Southeastern Section - 65th Annual Meeting - 2016

Paper No. 31-1
Presentation Time: 1:30 PM

TUOMEY'S GEOLOGY OF SOUTH CAROLINA – THE PAST IS KEY TO THE PRESENT


CAMPBELL, David C., Department of Natural Sciences, Gardner-Webb University, Box 7270, Boiling Springs, NC 28017, pleuronaia@gmail.com

This November will mark the 170th anniversary of Michael Tuomey submitting his Report on the Geology of South Carolina, though it was not published for two more years. Several contributors acknowledged in this work were avid amateurs rather than professional geologists, though the difference was not as strong then as it is now.

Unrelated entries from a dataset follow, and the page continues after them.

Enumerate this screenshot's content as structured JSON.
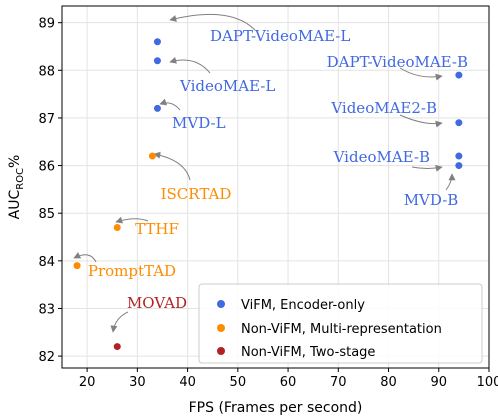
{
  "chart_data": {
    "type": "scatter",
    "xlabel": "FPS (Frames per second)",
    "ylabel_main": "AUC",
    "ylabel_sub": "ROC",
    "ylabel_suffix": "%",
    "xlim": [
      15,
      100
    ],
    "ylim": [
      81.75,
      89.35
    ],
    "x_ticks": [
      20,
      30,
      40,
      50,
      60,
      70,
      80,
      90,
      100
    ],
    "y_ticks": [
      82,
      83,
      84,
      85,
      86,
      87,
      88,
      89
    ],
    "grid": true,
    "legend_position": "bottom-right",
    "series": [
      {
        "name": "ViFM, Encoder-only",
        "color": "#4169e1",
        "points": [
          {
            "label": "DAPT-VideoMAE-L",
            "x": 34,
            "y": 88.6
          },
          {
            "label": "VideoMAE-L",
            "x": 34,
            "y": 88.2
          },
          {
            "label": "MVD-L",
            "x": 34,
            "y": 87.2
          },
          {
            "label": "DAPT-VideoMAE-B",
            "x": 94,
            "y": 87.9
          },
          {
            "label": "VideoMAE2-B",
            "x": 94,
            "y": 86.9
          },
          {
            "label": "VideoMAE-B",
            "x": 94,
            "y": 86.2
          },
          {
            "label": "MVD-B",
            "x": 94,
            "y": 86.0
          }
        ]
      },
      {
        "name": "Non-ViFM, Multi-representation",
        "color": "#ff8c00",
        "points": [
          {
            "label": "ISCRTAD",
            "x": 33,
            "y": 86.2
          },
          {
            "label": "TTHF",
            "x": 26,
            "y": 84.7
          },
          {
            "label": "PromptTAD",
            "x": 18,
            "y": 83.9
          }
        ]
      },
      {
        "name": "Non-ViFM, Two-stage",
        "color": "#b22222",
        "points": [
          {
            "label": "MOVAD",
            "x": 26,
            "y": 82.2
          }
        ]
      }
    ]
  }
}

A postscript reported that the state Committee on publication decided that the plates were "not essential". Tuomey's note resonates with those of us today who sometimes struggle with tight funding or dissenting editors. Without the plates, much of the Coastal Plain stratigraphy and paleontology was made useless because many species were left as nude names. The Plio-Pleistocene plates were published later in Tuomey and Holmes, but the older faunas remain difficult to decipher. New studies on these deposits provide some guesses, but unless plates or specimens survived the Civil War and other vicissitudes, the species cannot be definitely identified.

 

Tuomey also included a discussion on the harmonization of geology and the Bible. Although the issue is also familiar today, the positions under consideration were quite different. Imposing modern categories of creationism or evolution on the 1800’s is misleading. Knowledge of the development of geology in the 1700's and 1800's is necessary to understand what Tuomey argued for and against. He recognized the sequential appearance of different types of living things, without accepting Lamarckian evolution (the main version of evolution available in the 1840's). Tuomey saw geology as supporting the Bible once the error of an unduly literalistic idea of the timeframe is corrected. In turn, a better understanding of Tuomey's context may help to address some of the modern areas of tension between religions and geology.